The student-led democracy protests in Hong Kong continue to cause disruption and provide a headache for the Chinese Communist Party (CCP) as the world watches on with interest.
Riled by the CCP’s reneging on an agreement to allow Hong Kong to select its next leader – whilst there will be a democratic vote in the 2017 election, all the candidates have been selected by Beijing – a variety of interconnected movements have embarked on the most sustained pro-democracy protests in China since Tiananmen Square in 1989.
It is unlikely, however, that the Hong Kong protests will end in a bloodbath similar to that seen in the Chinese capital in June 1989.
Firstly, Hong Kong has a democratic tradition dating from its days as a British colony, a tradition Beijing reluctantly accepts. Whereas the Tiananmen Square protests engendered a direct challenge to the Chinese political system, the Hong Kong situation is simply an extension of typical resistance to the impositions placed upon the province by Beijing. For instance, pro-democracy supporters in Hong Kong hold candlelit vigils for the victims of Tiananmen Square on the 4th June each year.

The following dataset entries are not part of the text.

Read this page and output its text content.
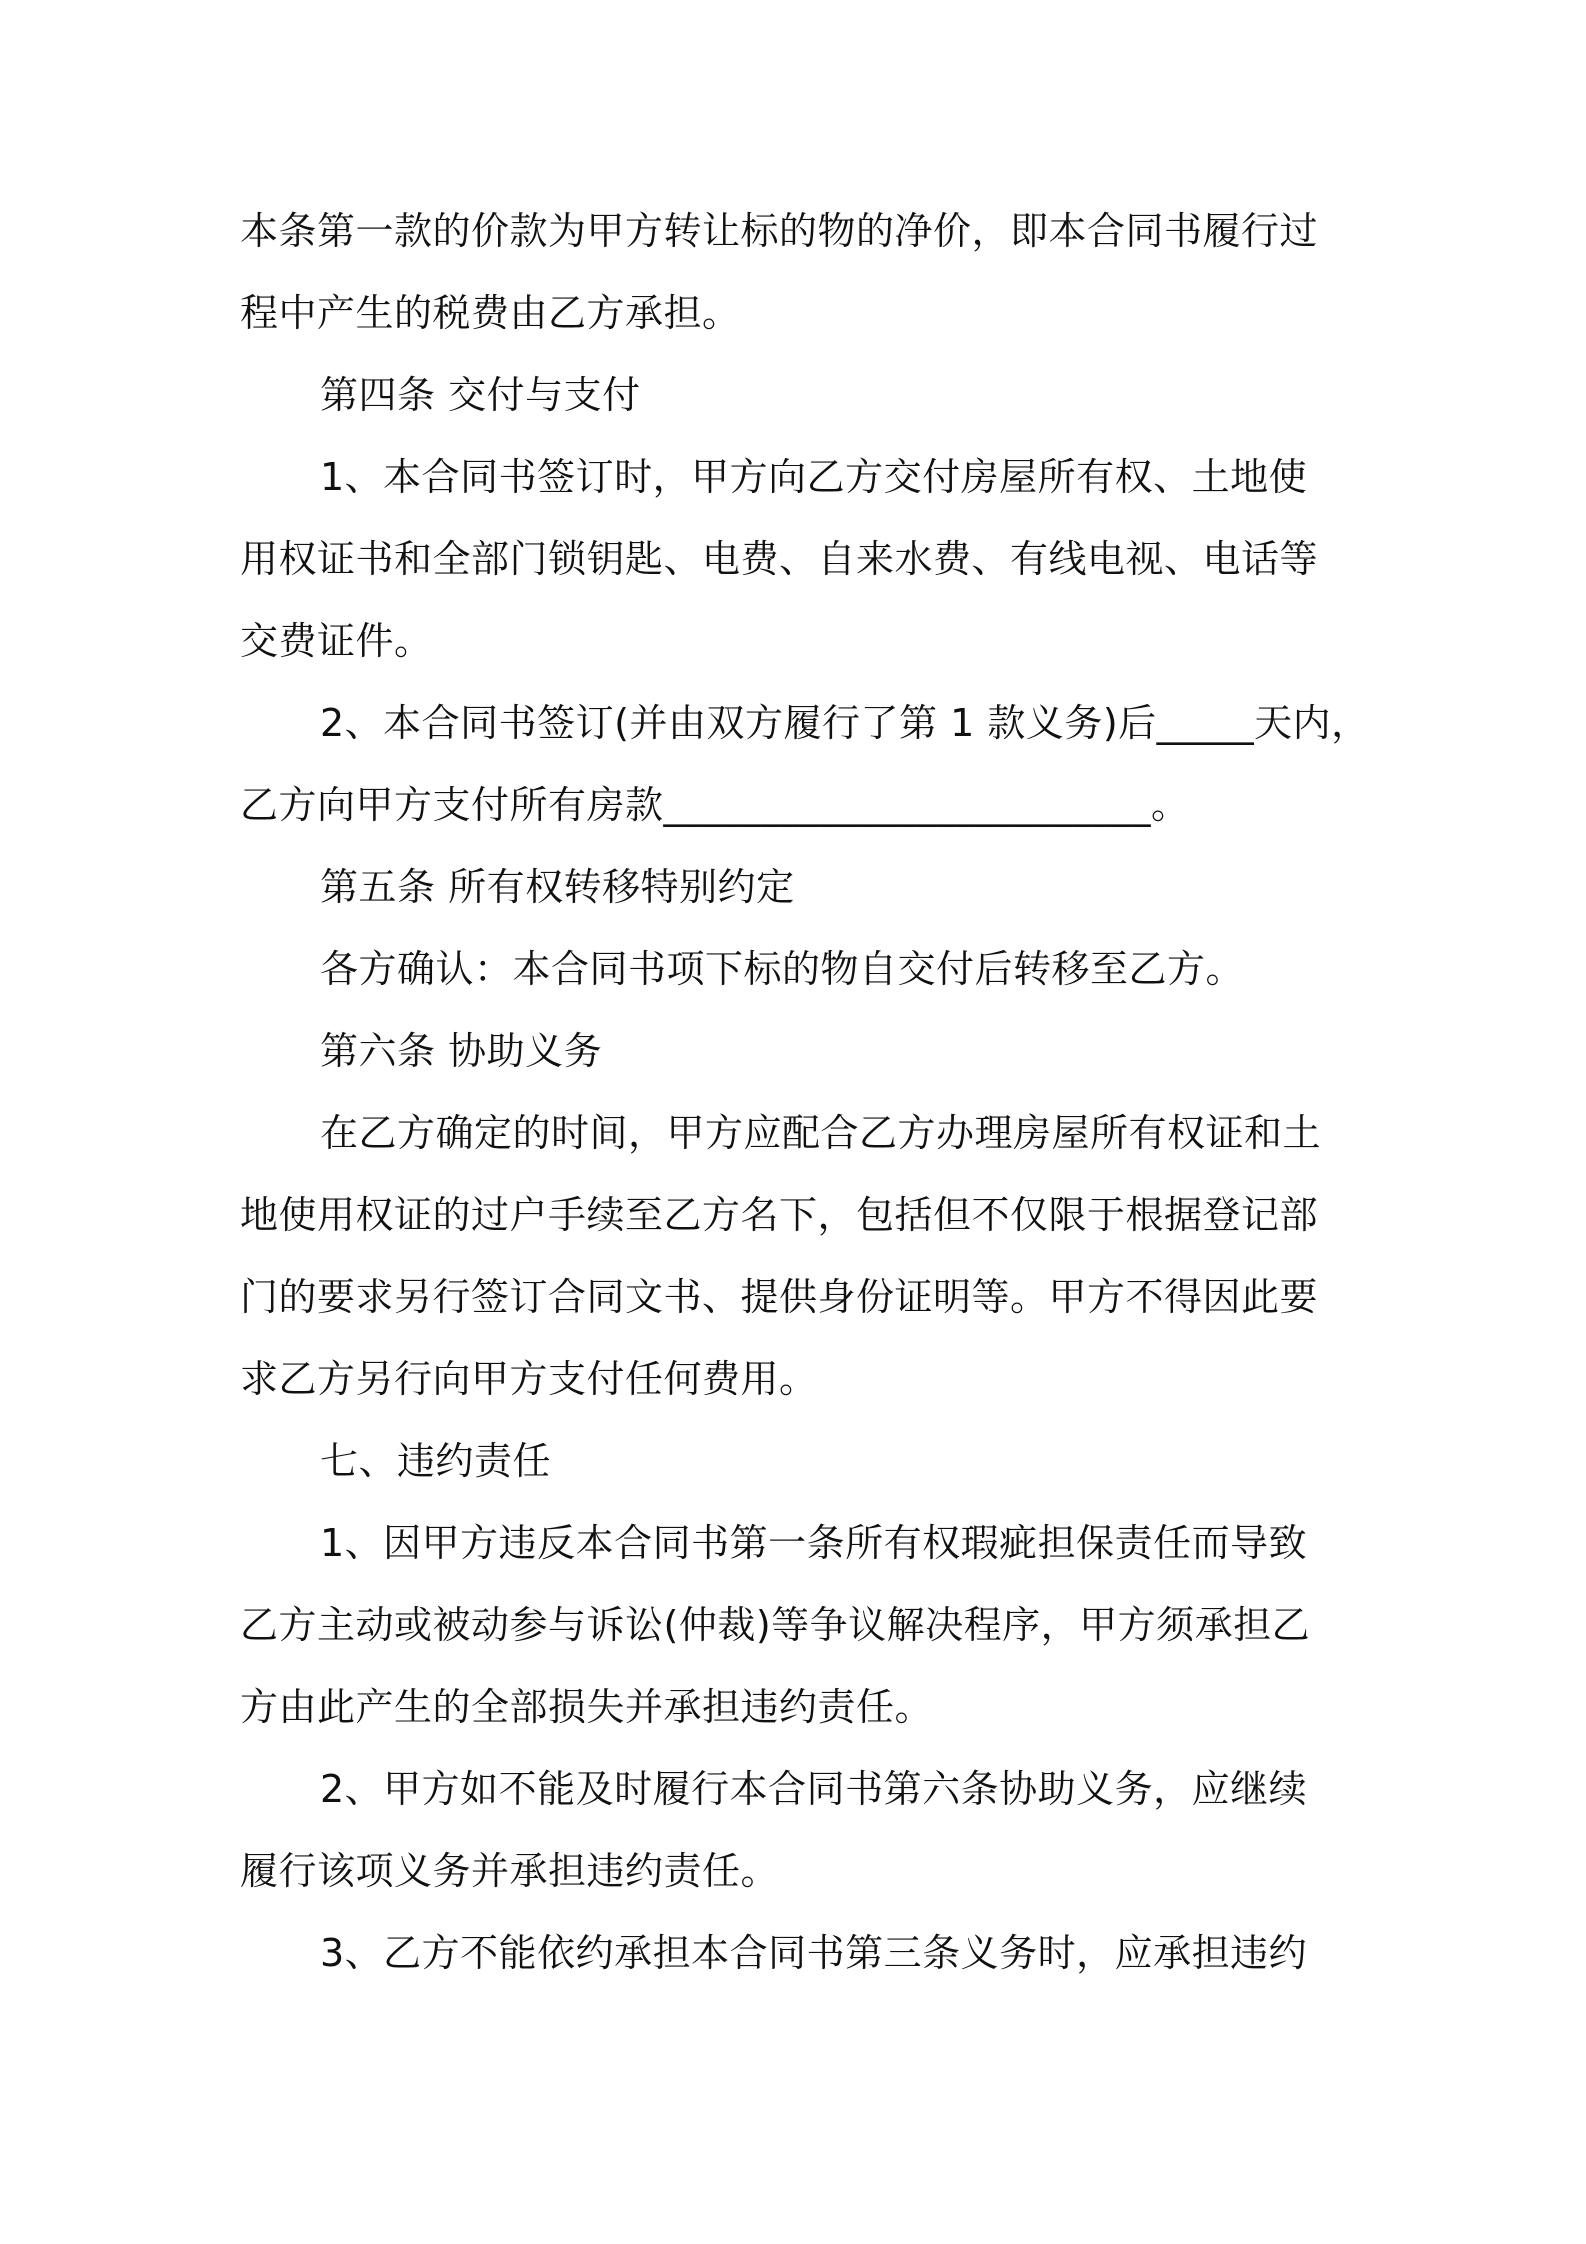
本条第一款的价款为甲方转让标的物的净价，即本合同书履行过
程中产生的税费由乙方承担。
第四条 交付与支付
1、本合同书签订时，甲方向乙方交付房屋所有权、土地使
用权证书和全部门锁钥匙、电费、自来水费、有线电视、电话等
交费证件。
2、本合同书签订(并由双方履行了第 1 款义务)后_____天内，
乙方向甲方支付所有房款_________________________。
第五条 所有权转移特别约定
各方确认：本合同书项下标的物自交付后转移至乙方。
第六条 协助义务
在乙方确定的时间，甲方应配合乙方办理房屋所有权证和土
地使用权证的过户手续至乙方名下，包括但不仅限于根据登记部
门的要求另行签订合同文书、提供身份证明等。甲方不得因此要
求乙方另行向甲方支付任何费用。
七、违约责任
1、因甲方违反本合同书第一条所有权瑕疵担保责任而导致
乙方主动或被动参与诉讼(仲裁)等争议解决程序，甲方须承担乙
方由此产生的全部损失并承担违约责任。
2、甲方如不能及时履行本合同书第六条协助义务，应继续
履行该项义务并承担违约责任。
3、乙方不能依约承担本合同书第三条义务时，应承担违约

Secondly, the Hong Kong press has much greater freedom than its mainland Chinese counterpart. Whilst there have been efforts to restrict freedom of speech in Hong Kong, several liberal newspapers openly publish articles lamenting the transgressions of the central government. Chinese state media was unable to cover-up the Tiananmen Square massacre. However, the government at least used the press to justify the crackdown on the protesters to Chinese citizens, helping to prevent further eruptions of popular protest.
Thirdly, the economic consequences of the Hong Kong protests are not particularly damaging to Beijing. In 1989 China was beginning to feel the positive affects of Deng Xiaoping’s economic reforms. Foreign direct investment was beginning to flow into the country, eventually allowing China to become the greatest manufacturing centre in the world. The trauma caused by the Tiananmen Square protests threatened to scare away foreign investment and helped encourage the drastic response carried out by the CCP and the PLA.
Hong Kong has a far more autonomous economy than most of China’s individual states. Striking, public disorder and violence will largely damage the financial prospects of people in Hong Kong. Beijing has enough patrons within the Hong Kong business community to ensure that those that fail to tow the party line will miss out on lucrative contracts. Employers will be scrambling to drag any of their employees in the midst of the protesters back to work to avoid future retribution against their companies.
The Hong Kong demonstrations are a test of Beijing’s confidence. So far, the CCP has responded with a media campaign and carefully-crafted rhetoric, almost feigning indifference. Whatever the differences, the Tinanmen Square massacre has taught Beijing the importance of a measured response.
Whilst the Hong Kong issue is by no means settled, it is likely that these latest protests will gradually fizzle out as people realise that Beijing will not bite and that they are better off ensuring their economic well-being rather than pursuing a political dream that the Tiananmen Square protests showed was not yet possible.